October 7, 2013 — Emergency surgery and advanced cardiac disease are risk factors for major adverse cardiac events (MACE) after noncardiac surgery in patients with recent coronary stent implantation, according to a study published by JAMA.
“Approximately 600,000 percutaneous coronary stent procedures are performed annually in the United States. Twelve to 23 percent of these patients undergo noncardiac surgery within two years of coronary stent placement,” according to background information in the article. Noncardiac surgery after recent coronary stent placement is associated with increased risk of adverse cardiac events. Delaying necessary noncardiac surgery can pose a clinical dilemma for a large number of patients.
“Guidelines recommend delaying noncardiac surgery in patients after coronary stent procedures for one year after drug-eluting stents (DES) and for six weeks after bare metal stents (BMS). The evidence underlying these recommendations is limited and conflicting,” the study reported.
Mary T. Hawn, M.D., M.P.H., University of Alabama at Birmingham, and colleagues conducted a study to determine risk factors for adverse cardiac events in patients undergoing noncardiac surgery within 24 months of coronary stent implantation. The study included 41,989 Veterans Affairs (VA) and non-VA operations performed within two years of a coronary stent implantation between 2000 and 2010. The researchers examined the association between timing of surgery and stent type and major adverse cardiac events (MACE). The primary outcome for the study was a composite 30-day MACE rate of all-cause mortality, heart attack and cardiac revascularization
Within 24 months of 124,844 coronary stent implantations (47.6 percent drug-eluting stents (DES), 52.4 percent bare-metal stents (BMS)), 28,029 patients (22.5 percent) underwent noncardiac operations resulting in 1,980 MACE (4.7 percent). The time from stent placement to surgery was associated with MACE for surgery in the first six months after the stent procedure, but not for surgery more than six months after the stent procedure.

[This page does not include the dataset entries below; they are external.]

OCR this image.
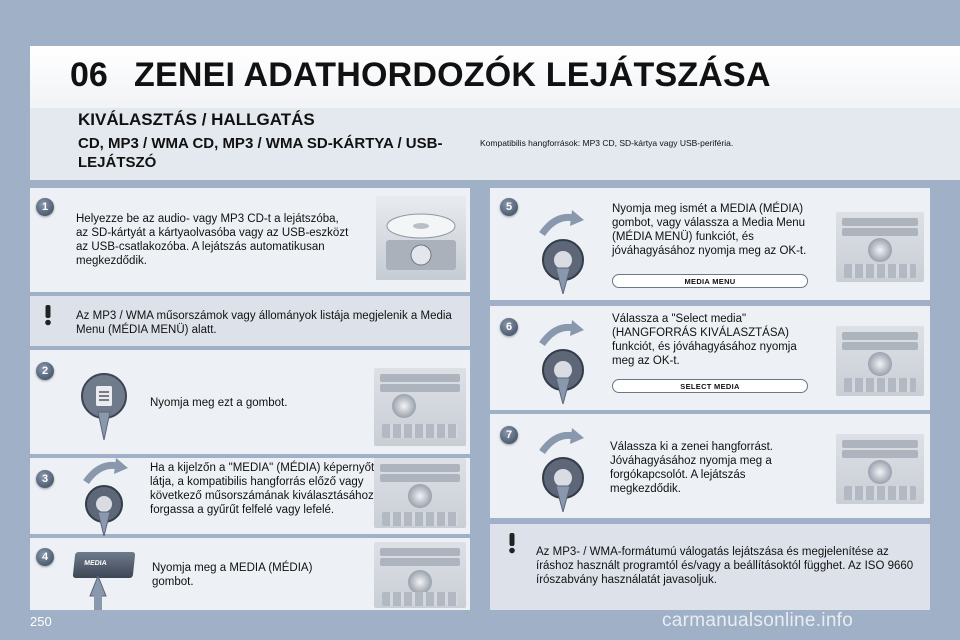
06 ZENEI ADATHORDOZÓK LEJÁTSZÁSA
KIVÁLASZTÁS / HALLGATÁS
CD, MP3 / WMA CD, MP3 / WMA SD-KÁRTYA / USB-LEJÁTSZÓ
Kompatibilis hangforrások: MP3 CD, SD-kártya vagy USB-periféria.
1
Helyezze be az audio- vagy MP3 CD-t a lejátszóba, az SD-kártyát a kártyaolvasóba vagy az USB-eszközt az USB-csatlakozóba. A lejátszás automatikusan megkezdődik.
Az MP3 / WMA műsorszámok vagy állományok listája megjelenik a Media Menu (MÉDIA MENÜ) alatt.
2
Nyomja meg ezt a gombot.
3
Ha a kijelzőn a "MEDIA" (MÉDIA) képernyőt látja, a kompatibilis hangforrás előző vagy következő műsorszámának kiválasztásához forgassa a gyűrűt felfelé vagy lefelé.
4
MEDIA	Nyomja meg a MEDIA (MÉDIA) gombot.
5	Nyomja meg ismét a MEDIA (MÉDIA) gombot, vagy válassza a Media Menu (MÉDIA MENÜ) funkciót, és jóváhagyásához nyomja meg az OK-t.
MEDIA MENU
6
Válassza a "Select media" (HANGFORRÁS KIVÁLASZTÁSA) funkciót, és jóváhagyásához nyomja meg az OK-t.
SELECT MEDIA
7
Válassza ki a zenei hangforrást. Jóváhagyásához nyomja meg a forgókapcsolót. A lejátszás megkezdődik.
Az MP3- / WMA-formátumú válogatás lejátszása és megjelenítése az íráshoz használt programtól és/vagy a beállításoktól függhet. Az ISO 9660 írószabvány használatát javasoljuk.
250	carmanualsonline.info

The three factors most strongly associated with MACE were nonelective surgical admission, having a heart attack in the six months preceding surgery and a revised cardiac risk index score (comprising independent variables that predict an increased risk for cardiac complications) greater than two.
The MACE rate was 5.1 percent for BMS and 4.3 percent for DES. Stent type was not associated with MACE for surgeries more than six months after stent placement.
A case-control analysis of 284 matched pairs of patients found no association between cessation of antiplatelet therapy and MACE.
The authors noted several considerations need to be given to these findings, including that the study sample comprised primarily older male patients, thus limiting the generalizability to women or younger men; the clinical factors that influenced stent selection were largely unavailable so they could not be accounted for in the models, and, accordingly, the results could be confounded by those factors; and many patients underwent more than one percutaneous coronary intervention (procedures such as balloon angioplasty or stent placement used to open narrowed coronary arteries) procedure during the dates of the study, which could result in misclassification bias for time from stent placement to surgery.
“The approach for patients with BMS should not change; these patients usually can undergo surgery within six weeks after coronary stent implantation with very low risk of stent thrombosis. For patients with DES, surgery performed at least six months after DES implantation appears to carry low risk for stent thrombosis, especially with contemporary, second-generation DES, which have more biocompatible, durable polymer coatings. Hence, nonurgent operations should be postponed until six months after stent implantation,” reported the study.